Like 70% friends, 30% gaming friends and/or clients. The pandemic has complicated my answer to this, because in some cases it has greatly reduced or eliminated other activities I used to do with a lot of these people, so gaming has become more of the context for our friendship that it was before.

The online ones are gaming friends, pretty much by necessity. Some of them live on the other side of the continent, so it would be difficult to hang out with them on a Saturday afternoon.
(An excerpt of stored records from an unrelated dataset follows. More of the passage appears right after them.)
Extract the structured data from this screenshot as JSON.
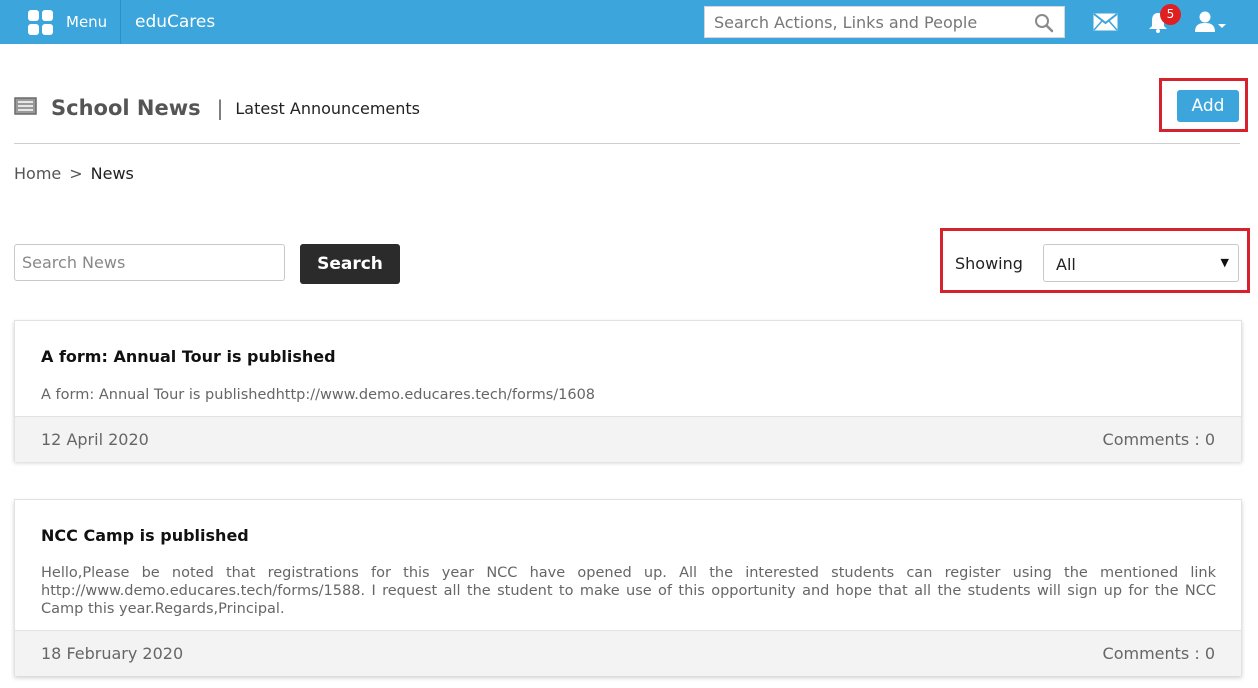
{
  "topbar": {
    "menu_label": "Menu",
    "brand": "eduCares",
    "search_placeholder": "Search Actions, Links and People",
    "notification_count": "5"
  },
  "header": {
    "title": "School News",
    "separator": "|",
    "subtitle": "Latest Announcements",
    "add_label": "Add"
  },
  "breadcrumb": {
    "home": "Home",
    "separator": ">",
    "current": "News"
  },
  "filters": {
    "search_placeholder": "Search News",
    "search_button": "Search",
    "showing_label": "Showing",
    "showing_value": "All"
  },
  "news": [
    {
      "title": "A form: Annual Tour is published",
      "body": "A form: Annual Tour is publishedhttp://www.demo.educares.tech/forms/1608",
      "date": "12 April 2020",
      "comments": "Comments : 0"
    },
    {
      "title": "NCC Camp is published",
      "body": "Hello,Please be noted that registrations for this year NCC have opened up. All the interested students can register using the mentioned link http://www.demo.educares.tech/forms/1588. I request all the student to make use of this opportunity and hope that all the students will sign up for the NCC Camp this year.Regards,Principal.",
      "date": "18 February 2020",
      "comments": "Comments : 0"
    }
  ],
  "colors": {
    "topbar": "#3ba5dc",
    "highlight_outline": "#d6222d",
    "search_button": "#2b2b2b",
    "badge": "#e02020"
  }
}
The live (when that was allowed) ones turn into regular friends - we hang out for other reasons fairly frequently.
I wasn't aiming for a particularly "hard" line between "fiends" and "gaming friends". My circle interacts a lot outside of the actual gaming, whether it is actually hanging out or trading memes on the discord. I have very few people I want to game with that I also don't want to interact with otherwise, and even fewer who I don't want to interact with otherwise but do want to game with.
 

DammitVictor

Trust the Fungus
Supporter
My current gaming circle consists of essentially my closest friends, plus my girlfriend's closest friends, plus a handful of people I gamed with years ago and I'm always trying to rope into one game or another.
 

Burnside

Space Jam Confirmed
Supporter
I wasn't aiming for a particularly "hard" line between "fiends" and "gaming friends". My circle interacts a lot outside of the actual gaming, whether it is actually hanging out or trading memes on the discord. I have very few people I want to game with that I also don't want to interact with otherwise, and even fewer who I don't want to interact with otherwise but do want to game with.

For me, online gaming has helped to continue relationships that might otherwise have fragmented. For example, I have friends and co-workers with whom I used to interact regularly in all sorts of contexts, but people have changed jobs, relocated, etc. I know that even though none of these relationships started because of gaming, without gaming it is very unlikely I would still be interacting with these people at length on a weekly basis. So in a way some "general friends" have kind of become "gaming friends"?